5. The method for preparing a self-gelling porous hemostatic microsheet according to claim 4, characterized in that, The preparation process of the quaternized chitosan is as follows: chitosan is dissolved in water, glacial acetic acid is added to obtain reaction system A; glycidyltrimethylammonium chloride is added to reaction system A, and after stirring, the undissolved polymer is removed by centrifugation to obtain supernatant B; supernatant B is precipitated in pre-cooled acetone, and the precipitate is dried to obtain quaternized chitosan.

6. The method for preparing a self-gelling porous hemostatic microsheet according to claim 1, characterized in that, In step 1, the preparation process of oxidized hyaluronic acid is as follows: under dark conditions, sodium periodate solution is added dropwise to hyaluronic acid solution, stirred, and ethylene glycol is added to terminate the reaction.
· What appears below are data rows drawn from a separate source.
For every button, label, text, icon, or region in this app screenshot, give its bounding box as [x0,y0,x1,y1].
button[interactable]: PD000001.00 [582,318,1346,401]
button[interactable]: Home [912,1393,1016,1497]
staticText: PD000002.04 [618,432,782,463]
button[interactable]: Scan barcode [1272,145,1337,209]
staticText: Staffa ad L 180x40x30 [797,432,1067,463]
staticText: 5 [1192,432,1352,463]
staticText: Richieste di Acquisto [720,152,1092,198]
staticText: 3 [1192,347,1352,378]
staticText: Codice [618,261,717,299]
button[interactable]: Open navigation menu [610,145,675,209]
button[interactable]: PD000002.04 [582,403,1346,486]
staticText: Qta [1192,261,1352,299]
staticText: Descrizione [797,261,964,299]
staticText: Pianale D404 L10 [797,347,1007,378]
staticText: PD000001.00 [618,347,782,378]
Sodium chloride is added to form reaction system E. Reaction system E is poured into anhydrous ethanol to precipitate, and the precipitate is dried to obtain oxidized hyaluronic acid.

7. A self-gelling porous hemostatic microsheet prepared by the preparation method according to any one of claims 1-6, characterized in that, This includes quaternized chitosan-grafted gallic acid microplates and oxidized hyaluronic acid microplates.

8. An application of the self-gelling porous hemostatic microsheet according to claim 7, characterized in that, When self-gelling porous hemostatic microsheets are placed at the wound, the quaternized chitosan-grafted gallic acid microsheets and oxidized hyaluronic acid microsheets expand into a hydrogel upon contact with the blood, and the hydrogel can absorb and store the blood.